Penn responds to families in need

Isabel Sampson-Mapp insists she has the best job at Penn. Outside her tiny, cluttered office on a recent cloudy morning the hallway is beginning to fill up with cans and boxes and cartons. It’s the culmination of Penn’s Thanksgiving holiday food drive, and, as always, the Penn community has stepped up to the plate.

Donations will be coming from all across campus,” she beams. “Last year we tripled the number of families we could serve.”

Now, with Christmas on the horizon, Mapp is ramping up her Adopt-a-Family campaign, and if previous years are any indication, Penn will come through on that community service project, too. “We try to help make Christmas merry for kids,” says Mapp, who directs Penn’s Volunteers in Public Service program, housed in the Center for Community Partnerships. Instead of having an office Pollyanna, “and getting not so great gifts,” Mapp suggests offices and departments collect donations to “adopt” a family and buy them gifts for the holiday.
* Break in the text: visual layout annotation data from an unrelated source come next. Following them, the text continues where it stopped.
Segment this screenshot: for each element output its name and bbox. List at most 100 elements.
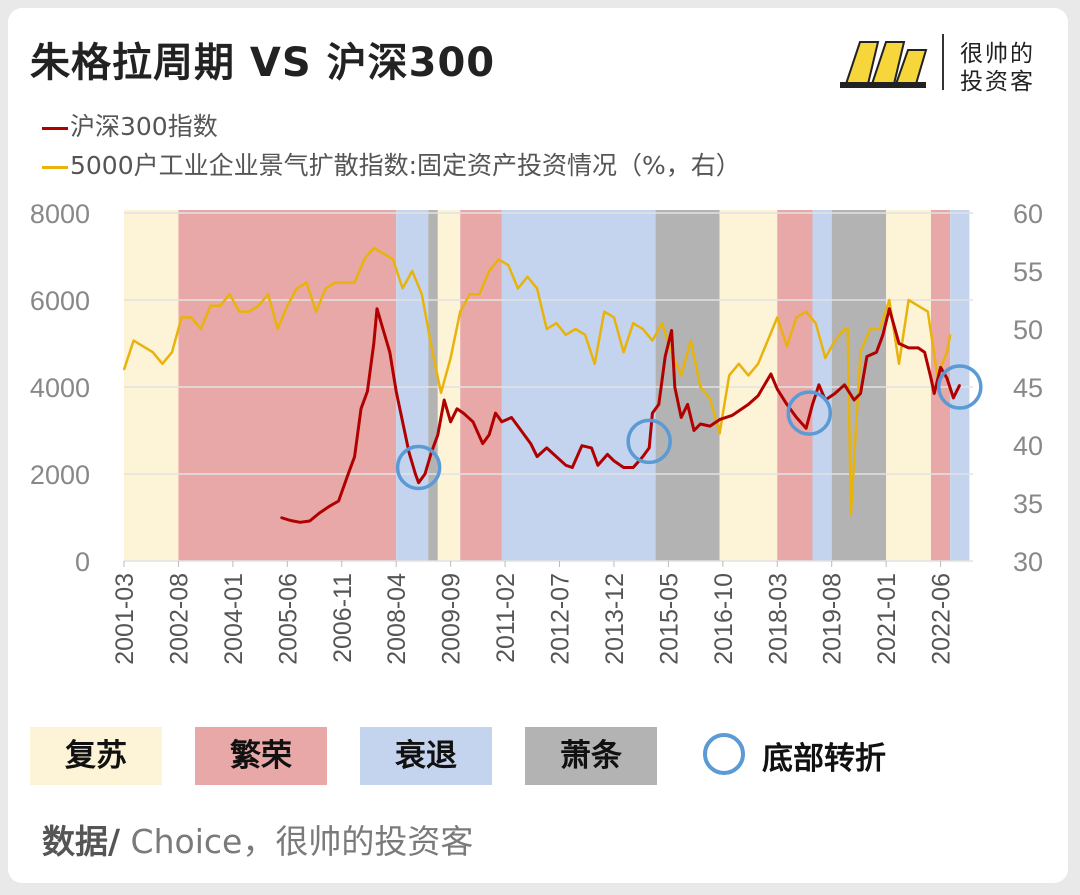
data-point [408, 451, 410, 454]
legend-swatch-invest [42, 165, 68, 169]
phase-band-4 [437, 210, 461, 561]
data-point [488, 434, 490, 436]
data-point [946, 377, 948, 380]
data-point [834, 392, 836, 395]
data-point [565, 464, 567, 467]
data-point [930, 377, 932, 380]
data-point [882, 334, 884, 336]
phase-band-2 [396, 210, 429, 561]
data-point [395, 390, 397, 393]
y-right-tick-2: 40 [1013, 431, 1043, 461]
legend-label-hs300: 沪深300指数 [70, 112, 218, 141]
data-point [738, 363, 740, 365]
x-tick-15: 2022-06 [928, 573, 956, 665]
bottom-turn-circle-1 [626, 418, 672, 465]
data-point [219, 305, 221, 307]
data-point [907, 347, 910, 349]
data-point [878, 328, 881, 330]
data-point [699, 386, 702, 388]
y-right-tick-5: 55 [1013, 257, 1043, 287]
data-point [363, 258, 365, 261]
data-point [651, 339, 654, 342]
y-right-tick-4: 50 [1013, 315, 1043, 345]
data-point [728, 374, 731, 377]
x-tick-4: 2006-11 [329, 573, 357, 663]
data-point [805, 310, 807, 313]
data-point [248, 310, 250, 313]
brand-divider [942, 34, 944, 90]
data-point [529, 442, 532, 445]
data-point [565, 334, 567, 336]
data-point [507, 264, 510, 267]
data-point [709, 397, 711, 400]
data-point [606, 453, 609, 456]
data-point [786, 403, 788, 406]
data-point [834, 339, 836, 342]
data-point [843, 328, 846, 330]
data-point [853, 399, 855, 401]
data-point [200, 328, 202, 330]
phase-band-6 [501, 210, 656, 561]
data-point [497, 258, 500, 261]
x-tick-8: 2012-07 [547, 573, 575, 665]
data-point [299, 521, 301, 524]
data-point [360, 407, 362, 410]
data-point [939, 366, 942, 369]
data-point [545, 328, 548, 330]
y-right-tick-1: 35 [1013, 489, 1043, 519]
bottom-turn-legend-label: 底部转折 [762, 741, 886, 777]
data-point [289, 519, 292, 522]
bottom-turn-legend-circle [703, 733, 745, 775]
data-point [776, 388, 779, 390]
data-point [459, 310, 462, 313]
shuai-logo-icon [840, 41, 928, 88]
phase-legend-3: 萧条 [525, 727, 657, 785]
data-point [641, 455, 644, 458]
data-point [180, 316, 183, 319]
x-tick-13: 2019-08 [819, 573, 847, 665]
data-point [437, 434, 439, 436]
data-point [690, 339, 692, 342]
data-point [305, 281, 308, 284]
data-point [933, 392, 935, 395]
y-right-tick-6: 60 [1013, 199, 1043, 229]
data-point [555, 455, 558, 458]
data-point [859, 392, 862, 395]
data-point [132, 339, 135, 342]
phase-legend-0: 复苏 [30, 727, 162, 785]
data-point [488, 270, 490, 272]
data-point [501, 421, 503, 423]
data-point [536, 455, 538, 458]
data-point [811, 403, 814, 406]
data-point [869, 328, 871, 330]
data-point [657, 403, 660, 406]
bottom-turn-circle-0 [395, 444, 442, 491]
data-point [401, 287, 404, 290]
data-point [718, 432, 721, 435]
data-point [161, 363, 164, 365]
data-point [766, 339, 769, 342]
data-point [337, 500, 340, 502]
data-point [443, 399, 446, 401]
data-point [318, 512, 321, 514]
data-point [328, 505, 330, 508]
data-point [795, 316, 798, 319]
x-tick-1: 2002-08 [165, 573, 193, 665]
phase-band-9 [777, 210, 813, 561]
data-point [372, 247, 375, 249]
bottom-turn-circle-3 [937, 364, 983, 410]
data-point [228, 293, 231, 296]
data-point [622, 351, 625, 354]
data-point [866, 355, 868, 358]
x-tick-7: 2011-02 [492, 573, 520, 663]
data-source: 数据/ Choice，很帅的投资客 [42, 815, 473, 863]
data-point [347, 473, 349, 475]
data-point [481, 442, 484, 445]
data-point [372, 342, 375, 345]
source-text: Choice，很帅的投资客 [120, 822, 474, 861]
data-point [622, 466, 625, 469]
data-point [478, 293, 481, 296]
data-point [952, 397, 955, 399]
data-point [770, 373, 772, 375]
data-point [315, 310, 317, 313]
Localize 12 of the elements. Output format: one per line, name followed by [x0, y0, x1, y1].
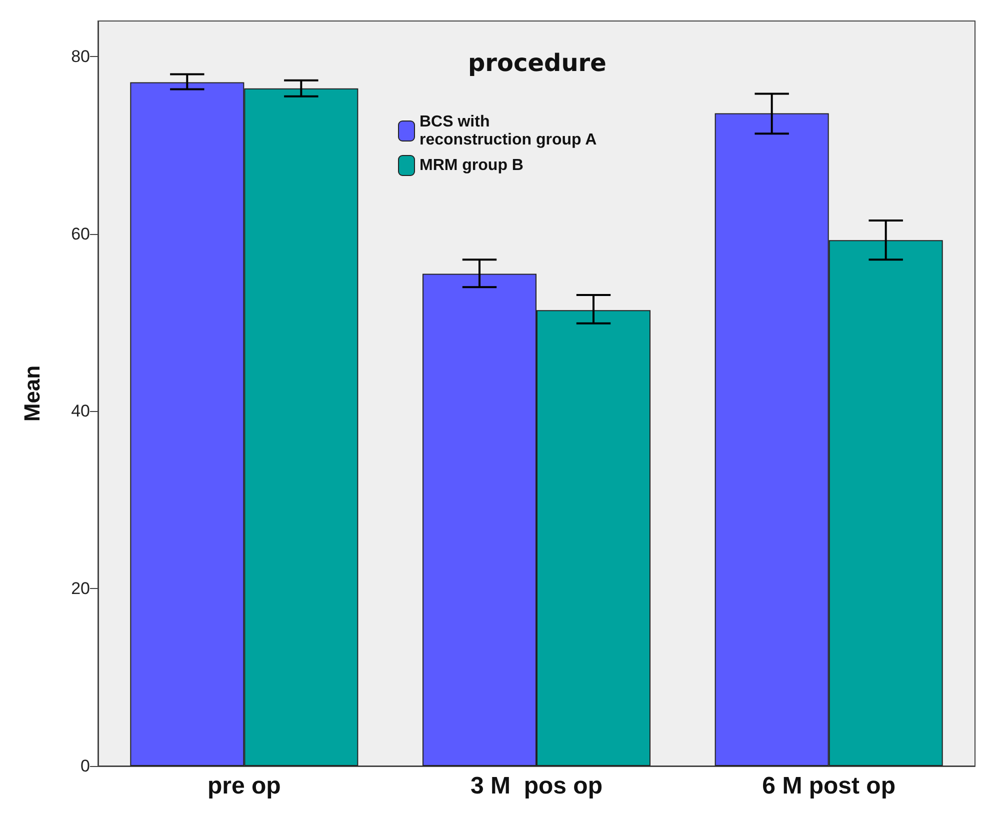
y-tick-label: 40 — [71, 402, 90, 421]
y-tick-label: 80 — [71, 46, 90, 66]
x-tick-label: pre op — [207, 772, 281, 800]
x-tick-label: 3 M pos op — [470, 772, 602, 800]
y-axis-title: Mean — [20, 365, 44, 422]
y-tick-label: 20 — [71, 579, 90, 598]
y-tick-label: 0 — [80, 756, 90, 776]
legend-title: procedure — [468, 49, 606, 77]
y-tick-label: 60 — [71, 224, 90, 244]
legend-label: MRM group B — [420, 157, 524, 174]
legend-label: BCS with reconstruction group A — [420, 114, 598, 148]
x-tick-label: 6 M post op — [762, 772, 896, 800]
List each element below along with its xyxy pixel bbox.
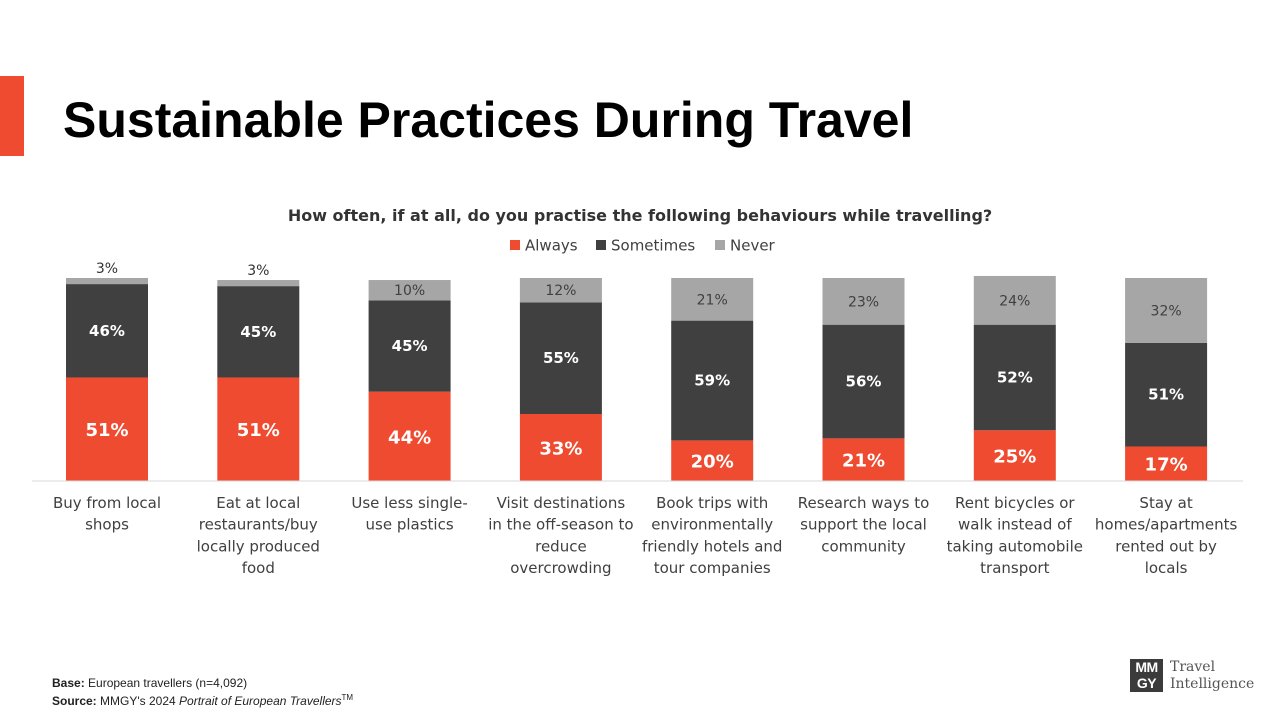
x-tick-label-1: Buy from local shops xyxy=(53,494,161,534)
bar-always-2 xyxy=(217,377,300,481)
bar-always-3 xyxy=(368,391,451,481)
mmgy-logo: MM GY Travel Intelligence xyxy=(1130,659,1254,695)
legend-label-always: Always xyxy=(525,237,578,255)
bar-sometimes-6 xyxy=(822,324,905,439)
chart-bars: 51% 46% 3% 51% 45% 3% 44% 45% 10% 33% 55% 12% 20% 59%… xyxy=(66,261,1208,481)
data-label-always-8: 17% xyxy=(1145,455,1188,476)
bar-always-5 xyxy=(671,440,754,481)
legend-swatch-sometimes xyxy=(596,240,606,250)
title-accent-bar xyxy=(0,76,24,156)
data-label-never-6: 23% xyxy=(848,294,879,310)
bar-sometimes-5 xyxy=(671,320,754,441)
x-axis-labels: Buy from local shops Eat at local restauran… xyxy=(53,494,1238,577)
chart-title: How often, if at all, do you practise th… xyxy=(288,206,992,225)
data-label-sometimes-7: 52% xyxy=(997,368,1033,386)
bar-never-4 xyxy=(519,278,602,303)
mmgy-logo-mark: MM GY xyxy=(1130,659,1163,692)
bar-always-6 xyxy=(822,438,905,481)
bar-sometimes-2 xyxy=(217,286,300,378)
data-label-never-2: 3% xyxy=(247,263,269,279)
x-tick-label-5: Book trips with environmentally friendly h… xyxy=(642,494,782,577)
chart-legend: Always Sometimes Never xyxy=(510,237,776,255)
bar-never-3 xyxy=(368,280,451,301)
data-label-always-4: 33% xyxy=(539,439,582,460)
data-label-always-3: 44% xyxy=(388,427,431,448)
bar-never-7 xyxy=(973,275,1056,325)
data-label-sometimes-5: 59% xyxy=(694,372,730,390)
page-title: Sustainable Practices During Travel xyxy=(63,92,914,148)
data-label-never-1: 3% xyxy=(96,261,118,277)
data-label-always-7: 25% xyxy=(993,447,1036,468)
bar-never-8 xyxy=(1125,278,1208,343)
data-label-always-1: 51% xyxy=(85,420,128,441)
footer-source: Source: MMGY's 2024 Portrait of European… xyxy=(52,693,354,708)
x-tick-label-8: Stay at homes/apartments rented out by loca… xyxy=(1095,494,1238,577)
x-tick-label-2: Eat at local restaurants/buy locally produ… xyxy=(197,494,320,577)
data-label-never-3: 10% xyxy=(394,283,425,299)
data-label-sometimes-4: 55% xyxy=(543,349,579,367)
footer-base: Base: European travellers (n=4,092) xyxy=(52,676,248,690)
data-label-never-7: 24% xyxy=(999,293,1030,309)
data-label-never-8: 32% xyxy=(1151,303,1182,319)
data-label-sometimes-2: 45% xyxy=(240,323,276,341)
stacked-bar-chart: How often, if at all, do you practise th… xyxy=(32,206,1243,577)
bar-always-8 xyxy=(1125,446,1208,481)
mmgy-logo-text: Travel Intelligence xyxy=(1170,659,1255,692)
bar-always-7 xyxy=(973,430,1056,481)
bar-never-1 xyxy=(66,278,148,285)
data-label-always-6: 21% xyxy=(842,451,885,472)
bar-never-5 xyxy=(671,278,754,321)
data-label-sometimes-1: 46% xyxy=(89,322,125,340)
data-label-always-2: 51% xyxy=(237,420,280,441)
legend-swatch-always xyxy=(510,240,520,250)
data-label-sometimes-8: 51% xyxy=(1148,386,1184,404)
legend-label-never: Never xyxy=(730,237,776,255)
x-tick-label-7: Rent bicycles or walk instead of taking au… xyxy=(947,494,1083,577)
data-label-always-5: 20% xyxy=(691,452,734,473)
x-tick-label-3: Use less single-use plastics xyxy=(351,494,467,534)
legend-swatch-never xyxy=(715,240,725,250)
bar-sometimes-8 xyxy=(1125,342,1208,447)
bar-sometimes-1 xyxy=(66,284,148,378)
x-tick-label-4: Visit destinations in the off-season to re… xyxy=(488,494,633,577)
data-label-sometimes-3: 45% xyxy=(392,337,428,355)
bar-sometimes-3 xyxy=(368,300,451,392)
bar-sometimes-7 xyxy=(973,324,1056,431)
x-tick-label-6: Research ways to support the local communi… xyxy=(798,494,930,555)
data-label-sometimes-6: 56% xyxy=(846,373,882,391)
bar-never-2 xyxy=(217,280,300,287)
bar-sometimes-4 xyxy=(519,302,602,415)
bar-never-6 xyxy=(822,278,905,325)
legend-label-sometimes: Sometimes xyxy=(611,237,695,255)
data-label-never-4: 12% xyxy=(545,283,576,299)
bar-always-1 xyxy=(66,377,148,481)
bar-always-4 xyxy=(519,414,602,481)
data-label-never-5: 21% xyxy=(697,292,728,308)
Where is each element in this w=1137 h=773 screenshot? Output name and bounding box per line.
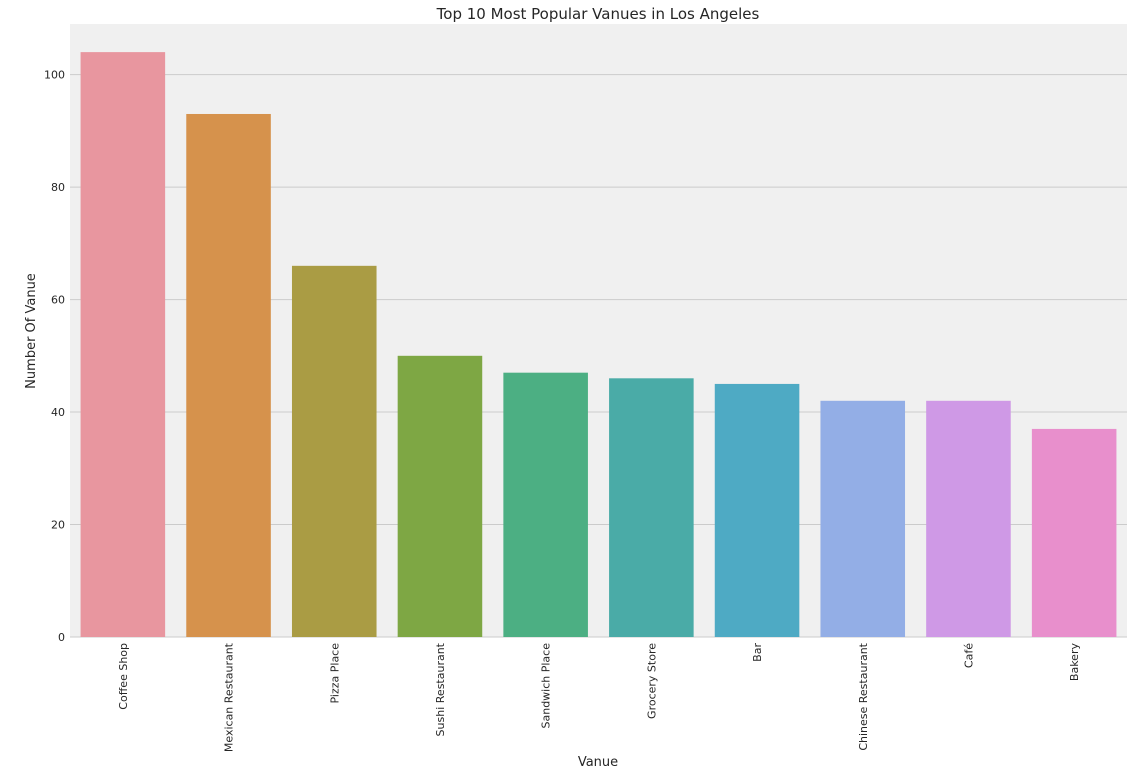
x-tick-label: Pizza Place xyxy=(328,643,341,704)
y-tick-label: 40 xyxy=(51,406,65,419)
y-tick-label: 60 xyxy=(51,294,65,307)
x-tick-label: Bakery xyxy=(1068,643,1081,682)
chart-title: Top 10 Most Popular Vanues in Los Angele… xyxy=(436,5,760,23)
y-tick-label: 100 xyxy=(44,69,65,82)
bars xyxy=(80,52,1117,638)
x-tick-label: Grocery Store xyxy=(645,643,658,719)
x-tick-label: Coffee Shop xyxy=(117,643,130,710)
bar-pizza-place xyxy=(291,265,377,637)
x-tick-label: Bar xyxy=(751,643,764,662)
bar-coffee-shop xyxy=(80,52,166,638)
x-tick-label: Sushi Restaurant xyxy=(434,642,447,736)
y-tick-label: 0 xyxy=(58,631,65,644)
y-axis-title: Number Of Vanue xyxy=(24,273,39,389)
x-axis-title: Vanue xyxy=(578,755,618,770)
bar-sushi-restaurant xyxy=(397,355,483,637)
x-tick-label: Chinese Restaurant xyxy=(857,642,870,750)
bar-caf- xyxy=(926,400,1011,637)
bar-bar xyxy=(714,383,800,637)
x-tick-label: Mexican Restaurant xyxy=(223,642,236,752)
y-tick-label: 80 xyxy=(51,181,65,194)
x-tick-label: Café xyxy=(962,643,975,668)
y-tick-label: 20 xyxy=(51,519,65,532)
bar-grocery-store xyxy=(609,378,694,637)
bar-chinese-restaurant xyxy=(820,400,906,637)
bar-bakery xyxy=(1031,428,1117,637)
x-tick-label: Sandwich Place xyxy=(540,643,553,729)
x-axis-ticks: Coffee Shop Mexican Restaurant Pizza Place… xyxy=(117,642,1081,752)
bar-mexican-restaurant xyxy=(186,113,271,638)
y-axis-ticks: 0 20 40 60 80 100 xyxy=(44,69,65,644)
bar-sandwich-place xyxy=(503,372,588,637)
Last holiday season more than 50 offices did just that. Mapp works with two agencies to verify that the families are truly needy and then matches up the families to the departments, based on the number of donors involved and the number of children in the families. Often families will offer a brief wish list of toys or clothes they would like to receive. “The thing that made me sad this year is so many people are looking for coats,” says Mapp. “I can’t imagine not being able to afford a coat.”

Once departments have gathered donations, they have different ways of playing Santa. Some, says Mapp, collect the money and have one person do the shopping. Others assign people to buy gifts for a particular child. “Whichever way works best,” she says. Even with modest individual donations, a large department can quickly raise a substantial sum. Enough for, say, a kids’ bike, a skateboard, even a TV.

Delivering the gifts can be a hurdle for some departments, and Mapp acknowledges this can be difficult since, “you get to see some intense situations.” The reactions, she says, range from not being allowed in to being welcomed in with open arms. “Sometimes you’ll go to a house and there’ll be no light, which just highlights the need, but smiles on their faces,” says Mapp, who recalls visiting a family that had just suffered a fire. “All they had were large black trash bags all around. They were thrilled to have these beautifully wrapped gifts.” If you don’t choose to deliver, she says, her department can take care of it.

Mapp says she sees herself as a facilitator and a conduit. “I’ve yet to ask for something I haven’t gotten. If you ask for it, they will give.”